REVIEW: Stylized 'Karenina' too pretty for its own good
Cast: Keira Knightley, Jude Law, Emma Stone
Director: Joe Wright
Running time: 2 hours, 9 minutes
Rating: R for some sexuality and violence
Anna Karenina and Madame Bovary are two of the most notorious fallen women in literature. Karenina is prepared to lose all the advantages of high society in favor of the man she loves. Bovary abandons the man who loves her in an attempt to social climb. As portrayed by Leo Tolstoy and Gustave Flaubert, both are devastated by the prices they pay.
These are two of the great roles for many actresses, and irresistible challenges for many filmmakers. There have been 25 film versions of “Anna Karenina,” most famously by Greta Garbo (1927 and 1935) and Vivien Leigh, and nine of “Madame Bovary,” notably by Isabelle Huppert, Jennifer Jones and Pola Negri. Mia Wasikowska will play her next year.
In Joe Wright’s daringly stylized new version of “Anna Karenina,” he returns for the third time to use Keira Knightley as his heroine. She is almost distractingly beautiful here, and elegantly gowned to an improbable degree. One practical reason for that: As much as half of Wright’s film is staged within an actual theater, and uses not only the stage but the boxes and even the main floor (with seats removed) to present the action. We see the actors in the wings, the stage machinery, the trickery with backdrops, horses galloping across in a steeplechase.
To paraphrase Shakespeare, all the world’s a stage, and we but players on it. Yes, and particularly in Karenina’s case because she fails to realize how true that is. She makes choices that are unacceptable in the high society of St. Petersburg and Moscow, and behaves as if they were invisible. She doesn’t seem to realize the audience is right there and paying close attention. She believes she can flaunt the rules and get away with it.
When we meet her, she is the pretty young wife of the important government minister Karenin (Jude Law). He is affectionate, but dry and remote. The love she lacks for him she lavishes on their 8-year-old son. At the train station to meet Dolly, the wife of her brother, she sees the dashing young officer Vronsky (Aaron Taylor-Johnson). For both of them it’s love at first sight. He seems very young, and perhaps not schooled in society’s rules. She should know better.

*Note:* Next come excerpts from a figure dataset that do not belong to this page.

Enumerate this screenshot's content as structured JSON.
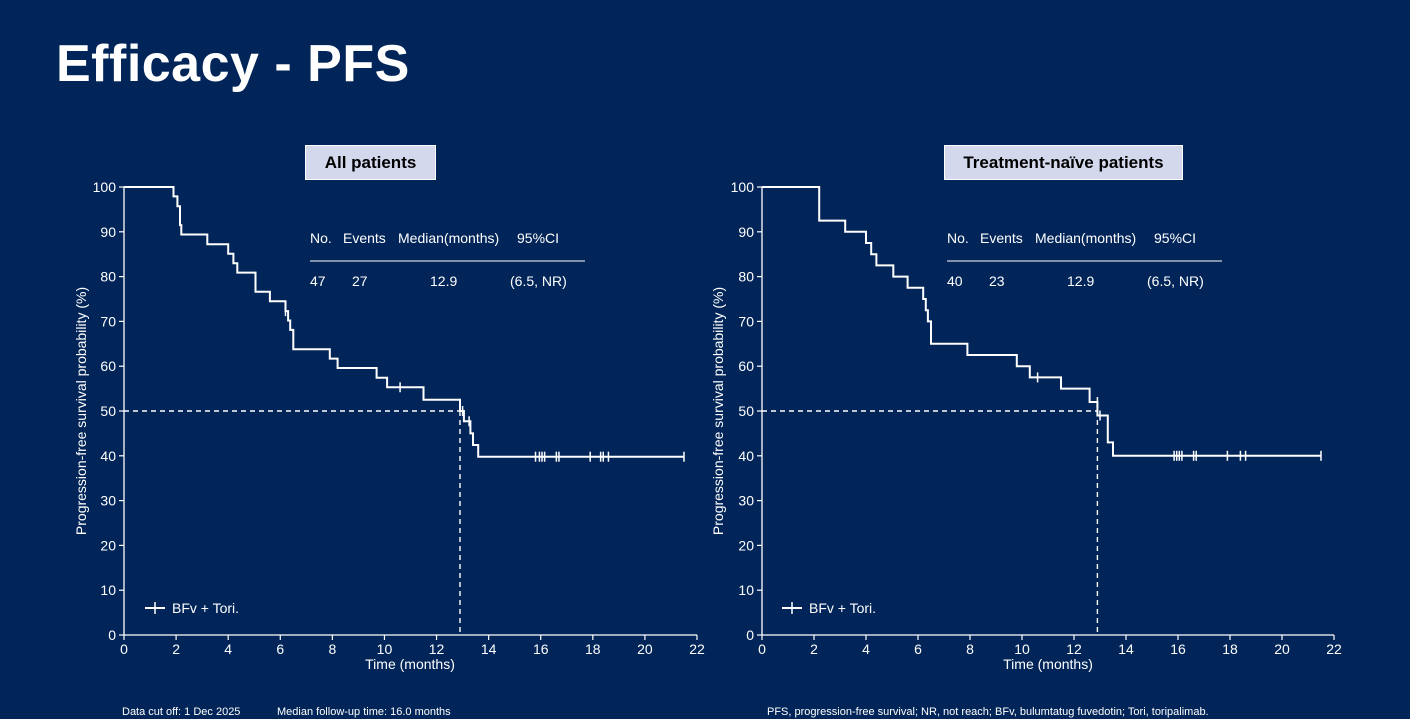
{
  "slide": {
    "title": "Efficacy - PFS",
    "footnote_left_1": "Data cut off: 1 Dec 2025",
    "footnote_left_2": "Median follow-up time: 16.0 months",
    "footnote_right": "PFS, progression-free survival; NR, not reach; BFv, bulumtatug fuvedotin; Tori, toripalimab."
  },
  "colors": {
    "background": "#022559",
    "line": "#ffffff",
    "label_box": "#d3d8ec"
  },
  "chart_data": [
    {
      "type": "line",
      "subtype": "kaplan-meier step",
      "panel_label": "All patients",
      "xlabel": "Time (months)",
      "ylabel": "Progression-free survival probability (%)",
      "xlim": [
        0,
        22
      ],
      "ylim": [
        0,
        100
      ],
      "x_ticks": [
        "0",
        "2",
        "4",
        "6",
        "8",
        "10",
        "12",
        "14",
        "16",
        "18",
        "20",
        "22"
      ],
      "y_ticks": [
        "0",
        "10",
        "20",
        "30",
        "40",
        "50",
        "60",
        "70",
        "80",
        "90",
        "100"
      ],
      "legend": "BFv + Tori.",
      "legend_position": "bottom-left",
      "table": {
        "headers": [
          "No.",
          "Events",
          "Median(months)",
          "95%CI"
        ],
        "row": [
          "47",
          "27",
          "12.9",
          "(6.5, NR)"
        ]
      },
      "median_line": {
        "x": 12.9,
        "y": 50
      },
      "steps": [
        [
          0,
          100
        ],
        [
          1.9,
          100
        ],
        [
          1.9,
          97.9
        ],
        [
          2.05,
          97.9
        ],
        [
          2.05,
          95.7
        ],
        [
          2.15,
          95.7
        ],
        [
          2.15,
          91.5
        ],
        [
          2.2,
          91.5
        ],
        [
          2.2,
          89.4
        ],
        [
          3.2,
          89.4
        ],
        [
          3.2,
          87.2
        ],
        [
          4.0,
          87.2
        ],
        [
          4.0,
          85.1
        ],
        [
          4.2,
          85.1
        ],
        [
          4.2,
          83.0
        ],
        [
          4.35,
          83.0
        ],
        [
          4.35,
          80.9
        ],
        [
          5.05,
          80.9
        ],
        [
          5.05,
          76.6
        ],
        [
          5.6,
          76.6
        ],
        [
          5.6,
          74.5
        ],
        [
          6.2,
          74.5
        ],
        [
          6.2,
          72.3
        ],
        [
          6.3,
          72.3
        ],
        [
          6.3,
          70.2
        ],
        [
          6.38,
          70.2
        ],
        [
          6.38,
          68.1
        ],
        [
          6.5,
          68.1
        ],
        [
          6.5,
          63.8
        ],
        [
          7.9,
          63.8
        ],
        [
          7.9,
          61.7
        ],
        [
          8.2,
          61.7
        ],
        [
          8.2,
          59.6
        ],
        [
          9.7,
          59.6
        ],
        [
          9.7,
          57.4
        ],
        [
          10.1,
          57.4
        ],
        [
          10.1,
          55.3
        ],
        [
          11.5,
          55.3
        ],
        [
          11.5,
          52.5
        ],
        [
          12.9,
          52.5
        ],
        [
          12.9,
          50.0
        ],
        [
          13.05,
          50.0
        ],
        [
          13.05,
          47.7
        ],
        [
          13.3,
          47.7
        ],
        [
          13.3,
          45.0
        ],
        [
          13.4,
          45.0
        ],
        [
          13.4,
          42.4
        ],
        [
          13.6,
          42.4
        ],
        [
          13.6,
          39.8
        ],
        [
          21.5,
          39.8
        ]
      ],
      "censors": [
        [
          6.2,
          72.3
        ],
        [
          10.6,
          55.3
        ],
        [
          13.0,
          50.0
        ],
        [
          13.25,
          47.7
        ],
        [
          15.8,
          39.8
        ],
        [
          15.95,
          39.8
        ],
        [
          16.05,
          39.8
        ],
        [
          16.15,
          39.8
        ],
        [
          16.6,
          39.8
        ],
        [
          16.7,
          39.8
        ],
        [
          17.9,
          39.8
        ],
        [
          18.3,
          39.8
        ],
        [
          18.4,
          39.8
        ],
        [
          18.6,
          39.8
        ],
        [
          21.5,
          39.8
        ]
      ]
    },
    {
      "type": "line",
      "subtype": "kaplan-meier step",
      "panel_label": "Treatment-naïve patients",
      "xlabel": "Time (months)",
      "ylabel": "Progression-free survival probability (%)",
      "xlim": [
        0,
        22
      ],
      "ylim": [
        0,
        100
      ],
      "x_ticks": [
        "0",
        "2",
        "4",
        "6",
        "8",
        "10",
        "12",
        "14",
        "16",
        "18",
        "20",
        "22"
      ],
      "y_ticks": [
        "0",
        "10",
        "20",
        "30",
        "40",
        "50",
        "60",
        "70",
        "80",
        "90",
        "100"
      ],
      "legend": "BFv + Tori.",
      "legend_position": "bottom-left",
      "table": {
        "headers": [
          "No.",
          "Events",
          "Median(months)",
          "95%CI"
        ],
        "row": [
          "40",
          "23",
          "12.9",
          "(6.5, NR)"
        ]
      },
      "median_line": {
        "x": 12.9,
        "y": 50
      },
      "steps": [
        [
          0,
          100
        ],
        [
          2.2,
          100
        ],
        [
          2.2,
          92.5
        ],
        [
          3.2,
          92.5
        ],
        [
          3.2,
          90.0
        ],
        [
          4.0,
          90.0
        ],
        [
          4.0,
          87.5
        ],
        [
          4.2,
          87.5
        ],
        [
          4.2,
          85.0
        ],
        [
          4.4,
          85.0
        ],
        [
          4.4,
          82.5
        ],
        [
          5.05,
          82.5
        ],
        [
          5.05,
          80.0
        ],
        [
          5.6,
          80.0
        ],
        [
          5.6,
          77.5
        ],
        [
          6.2,
          77.5
        ],
        [
          6.2,
          75.0
        ],
        [
          6.3,
          75.0
        ],
        [
          6.3,
          72.5
        ],
        [
          6.38,
          72.5
        ],
        [
          6.38,
          70.0
        ],
        [
          6.5,
          70.0
        ],
        [
          6.5,
          65.0
        ],
        [
          7.9,
          65.0
        ],
        [
          7.9,
          62.5
        ],
        [
          9.8,
          62.5
        ],
        [
          9.8,
          60.0
        ],
        [
          10.3,
          60.0
        ],
        [
          10.3,
          57.5
        ],
        [
          11.5,
          57.5
        ],
        [
          11.5,
          55.0
        ],
        [
          12.6,
          55.0
        ],
        [
          12.6,
          52.0
        ],
        [
          12.9,
          52.0
        ],
        [
          12.9,
          49.0
        ],
        [
          13.3,
          49.0
        ],
        [
          13.3,
          43.0
        ],
        [
          13.5,
          43.0
        ],
        [
          13.5,
          40.0
        ],
        [
          21.5,
          40.0
        ]
      ],
      "censors": [
        [
          10.6,
          57.5
        ],
        [
          12.9,
          52.0
        ],
        [
          13.0,
          49.0
        ],
        [
          15.85,
          40.0
        ],
        [
          15.95,
          40.0
        ],
        [
          16.05,
          40.0
        ],
        [
          16.15,
          40.0
        ],
        [
          16.6,
          40.0
        ],
        [
          16.7,
          40.0
        ],
        [
          17.9,
          40.0
        ],
        [
          18.4,
          40.0
        ],
        [
          18.6,
          40.0
        ],
        [
          21.5,
          40.0
        ]
      ]
    }
  ]
}
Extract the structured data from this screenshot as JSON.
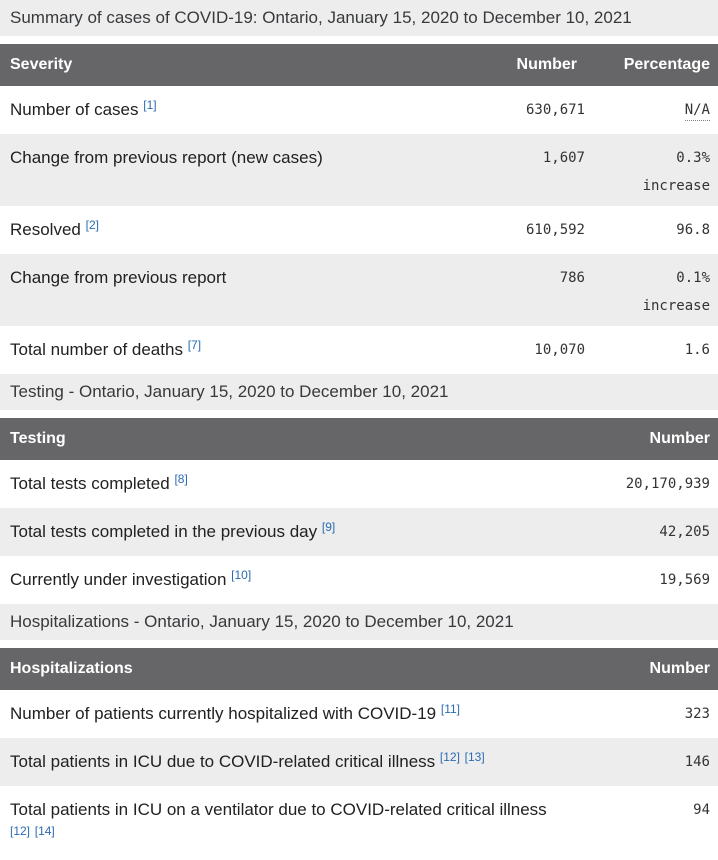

All society appears at the opera and grand balls (both staged by Wright in the theater), and after Anna and Vronsky meet at a ball, the die is cast. In this film, Wright and his screenwriter, Tom Stoppard, make adequate room for a landowner named Levin (Domhnall Gleeson), who for Tolstoy was the third major character and certainly the most attractive. Levin represents Tolstoy’s ideas in the novel: He is for abolishing serfdom and has a near-mystical bond with the land and its cultivation. Levin hopes to marry Kitty (Alicia Vikander), who has a crush on Vronsky. But at the ball, Vronsky has eyes only for Anna, and the outcome is happiness for Kitty and Levin.
This is a sumptuous film, extravagantly staged and photographed — perhaps too much so for its own good. There are times when it is not quite clear if we are looking at characters in a story or players on a stage. Productions can sometimes upstage a story, but when the story is as considerable as “Anna Karenina,” that can be a miscalculation.